States, counties and municipalities are likely to be required to reduce the amount of raw sewage and nutrient-laden runoff that ends up heading downstream to the bay.

Such measures should cut the nutrient load feeding the bay, which should reduce algae blooms that suck up tons of oxygen in the water.

Since the Susquehanna River is the bay's leading source of freshwater, it's easy to understand that the river's and bay's problems with water quality mirror each other.

If water quality is the root of the smallmouth bass population's problem, there isn't anything the Fish and Boat Commission can do to improve the situation, Bachman said.

"We have no control over what gets dumped into the river," he said. "What we can do is tell everyone who will listen that the river is an impaired fishery that needs to be improved."

One thing that is in the commission's power to control is harvest pressure on the river.

Bachman said it has been suggested that only catch-and-release fishing for smallmouths on the Susquehanna be allowed.

"What we don't know is, will that have any measurable impact on the population?" he said. "We don't want to do something that's really not going to have any effect."

As Acord noted, fishing already is catch-and-release for the Susquehanna's most vulnerable bass.

No bass under 15 inches can be harvested at any time of the year, and, for nine months, no bass under 18 inches can be taken.

"It's the smaller fish that are dying, and they're the ones that are protected already," he said. "How are you going to save a 9-inch bass by changing the current rules?"

• • •

Impaired or not, the Susquehanna River is still an awesome place to catch smallmouths, according to Acord.

Anglers would do well to adjust their expectations and fishing tactics, he said.

"If you fish off Columbia in the dead of summer, you're probably not going to do as well now as you used to," he said.

When the river's running low in July and August, water temperatures rise and the amount of oxygen in the water falls.

"I believe the bass go nocturnal under those conditions," Acord said.

Anglers who fish the same areas in early spring and in fall will find plenty of bass, according to Acord.

"I've never seen a stocking truck out there, so those bass didn't show up overnight," he said. "The bass are in the river, but they move around to adjust to conditions."

Smith agreed, noting that some of the places where he electrofished in September and caught no bass produced dramatically different results a few weeks later when he was back out sampling the river for walleyes.

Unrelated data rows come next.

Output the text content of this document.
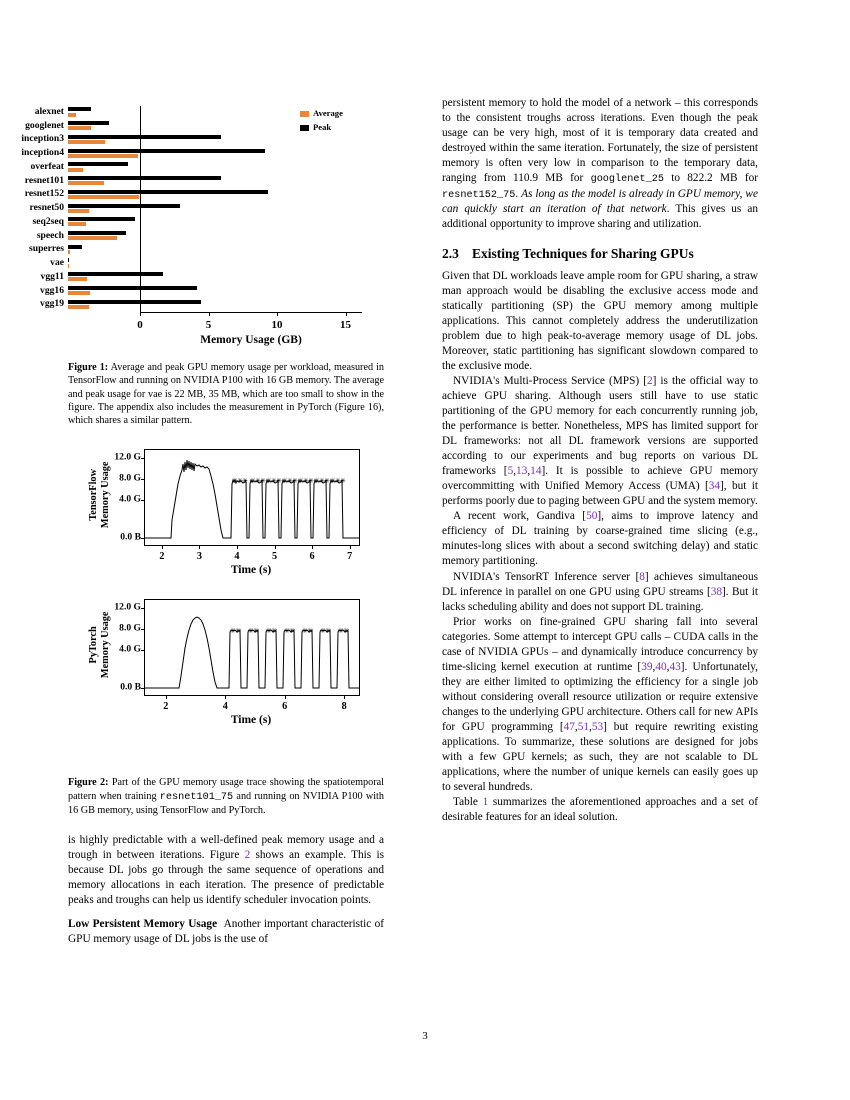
alexnet
googlenet
inception3
inception4
overfeat
resnet101
resnet152
resnet50
seq2seq
speech
superres
vae
vgg11
vgg16
vgg19
0	5	10	15
Memory Usage (GB)
Average
Peak
Figure 1: Average and peak GPU memory usage per workload, measured in TensorFlow and running on NVIDIA P100 with 16 GB memory. The average and peak usage for vae is 22 MB, 35 MB, which are too small to show in the figure. The appendix also includes the measurement in PyTorch (Figure 16), which shares a similar pattern.
✳ ✳ ✳ ✳ ✳ ✳ ✳ ✳ ✳ ✳ ✳ ✳ ✳ ✳ ✳ ✳ ✳ ✳ ✳ ✳ ✳
12.0 G
8.0 G
4.0 G
0.0 B
2	3	4	5	6	7
TensorFlow
Memory Usage
Time (s)
✳ ✳ ✳ ✳ ✳ ✳ ✳ ✳ ✳ ✳ ✳ ✳ ✳ ✳
12.0 G
8.0 G
4.0 G
0.0 B
2	4	6	8
PyTorch
Memory Usage
Time (s)
Figure 2: Part of the GPU memory usage trace showing the spatiotemporal pattern when training resnet101_75 and running on NVIDIA P100 with 16 GB memory, using TensorFlow and PyTorch.

is highly predictable with a well-defined peak memory usage and a trough in between iterations. Figure 2 shows an example. This is because DL jobs go through the same sequence of operations and memory allocations in each iteration. The presence of predictable peaks and troughs can help us identify scheduler invocation points.

Low Persistent Memory Usage Another important characteristic of GPU memory usage of DL jobs is the use of

persistent memory to hold the model of a network – this corresponds to the consistent troughs across iterations. Even though the peak usage can be very high, most of it is temporary data created and destroyed within the same iteration. Fortunately, the size of persistent memory is often very low in comparison to the temporary data, ranging from 110.9 MB for googlenet_25 to 822.2 MB for resnet152_75. As long as the model is already in GPU memory, we can quickly start an iteration of that network. This gives us an additional opportunity to improve sharing and utilization.

2.3 Existing Techniques for Sharing GPUs

Given that DL workloads leave ample room for GPU sharing, a straw man approach would be disabling the exclusive access mode and statically partitioning (SP) the GPU memory among multiple applications. This cannot completely address the underutilization problem due to high peak-to-average memory usage of DL jobs. Moreover, static partitioning has significant slowdown compared to the exclusive mode.

NVIDIA's Multi-Process Service (MPS) [2] is the official way to achieve GPU sharing. Although users still have to use static partitioning of the GPU memory for each concurrently running job, the performance is better. Nonetheless, MPS has limited support for DL frameworks: not all DL framework versions are supported according to our experiments and bug reports on various DL frameworks [5,13,14]. It is possible to achieve GPU memory overcommitting with Unified Memory Access (UMA) [34], but it performs poorly due to paging between GPU and the system memory.

A recent work, Gandiva [50], aims to improve latency and efficiency of DL training by coarse-grained time slicing (e.g., minutes-long slices with about a second switching delay) and static memory partitioning.

NVIDIA's TensorRT Inference server [8] achieves simultaneous DL inference in parallel on one GPU using GPU streams [38]. But it lacks scheduling ability and does not support DL training.

Prior works on fine-grained GPU sharing fall into several categories. Some attempt to intercept GPU calls – CUDA calls in the case of NVIDIA GPUs – and dynamically introduce concurrency by time-slicing kernel execution at runtime [39,40,43]. Unfortunately, they are either limited to optimizing the efficiency for a single job without considering overall resource utilization or require extensive changes to the underlying GPU architecture. Others call for new APIs for GPU programming [47,51,53] but require rewriting existing applications. To summarize, these solutions are designed for jobs with a few GPU kernels; as such, they are not scalable to DL applications, where the number of unique kernels can easily goes up to several hundreds.

Table 1 summarizes the aforementioned approaches and a set of desirable features for an ideal solution.

3
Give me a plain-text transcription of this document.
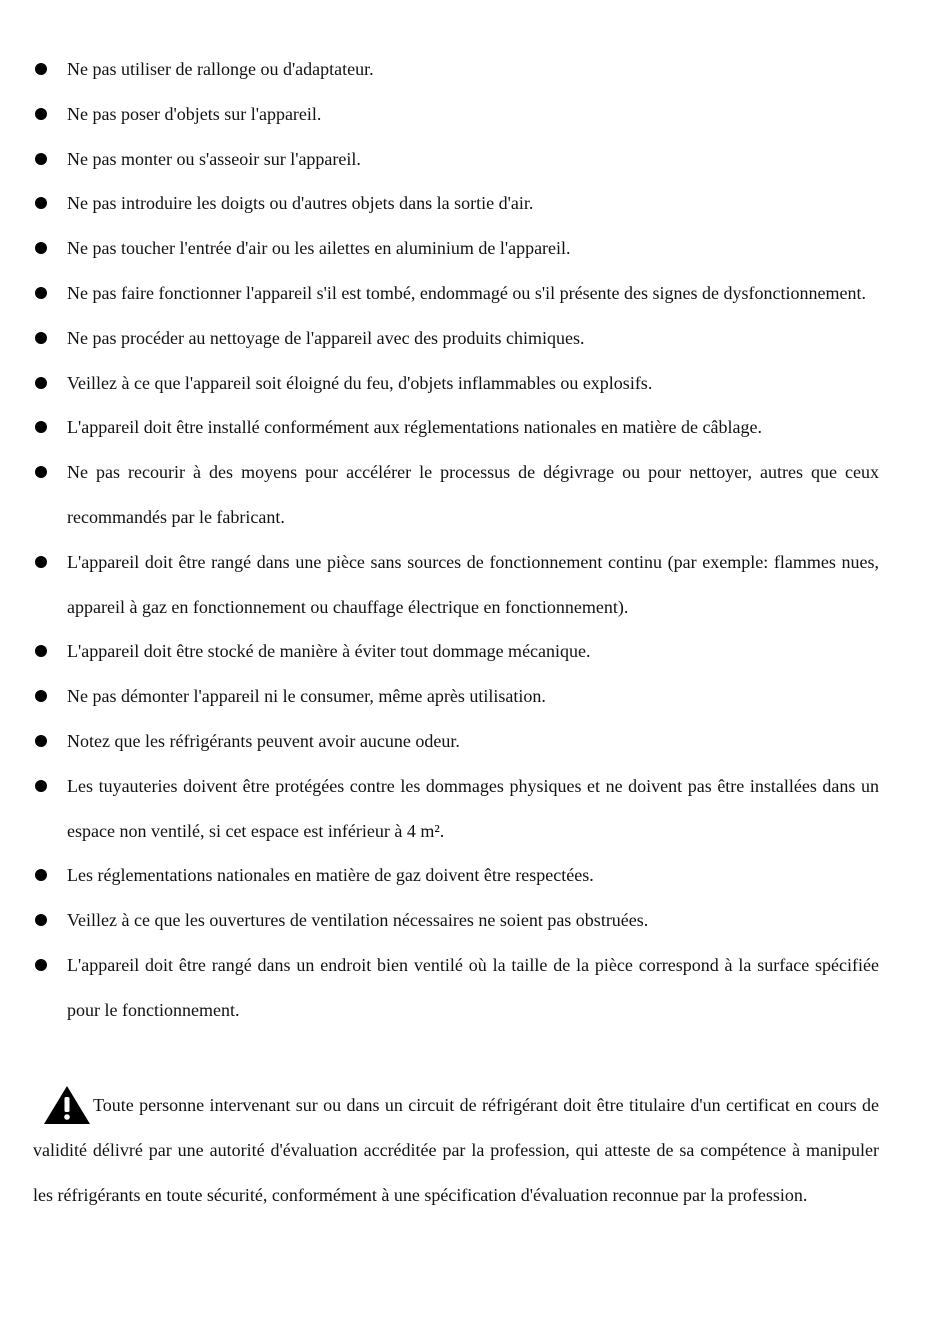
Ne pas utiliser de rallonge ou d'adaptateur.
Ne pas poser d'objets sur l'appareil.
Ne pas monter ou s'asseoir sur l'appareil.
Ne pas introduire les doigts ou d'autres objets dans la sortie d'air.
Ne pas toucher l'entrée d'air ou les ailettes en aluminium de l'appareil.
Ne pas faire fonctionner l'appareil s'il est tombé, endommagé ou s'il présente des signes de dysfonctionnement.
Ne pas procéder au nettoyage de l'appareil avec des produits chimiques.
Veillez à ce que l'appareil soit éloigné du feu, d'objets inflammables ou explosifs.
L'appareil doit être installé conformément aux réglementations nationales en matière de câblage.
Ne pas recourir à des moyens pour accélérer le processus de dégivrage ou pour nettoyer, autres que ceux recommandés par le fabricant.
L'appareil doit être rangé dans une pièce sans sources de fonctionnement continu (par exemple: flammes nues, appareil à gaz en fonctionnement ou chauffage électrique en fonctionnement).
L'appareil doit être stocké de manière à éviter tout dommage mécanique.
Ne pas démonter l'appareil ni le consumer, même après utilisation.
Notez que les réfrigérants peuvent avoir aucune odeur.
Les tuyauteries doivent être protégées contre les dommages physiques et ne doivent pas être installées dans un espace non ventilé, si cet espace est inférieur à 4 m².
Les réglementations nationales en matière de gaz doivent être respectées.
Veillez à ce que les ouvertures de ventilation nécessaires ne soient pas obstruées.
L'appareil doit être rangé dans un endroit bien ventilé où la taille de la pièce correspond à la surface spécifiée pour le fonctionnement.
Toute personne intervenant sur ou dans un circuit de réfrigérant doit être titulaire d'un certificat en cours de validité délivré par une autorité d'évaluation accréditée par la profession, qui atteste de sa compétence à manipuler les réfrigérants en toute sécurité, conformément à une spécification d'évaluation reconnue par la profession.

"You couldn't net a walleye without catching a bunch of smallmouths," he said. "And just a few weeks earlier, we didn't catch any in the same place. So they do move around a great deal."

Acord said the best fishing months for smallmouths on the river seem to be March through May and October through December.

"The guys who fish in the summer and say everything's dead ought to try fishing in the spring and fall," he said. "I'll bet they have a different story then."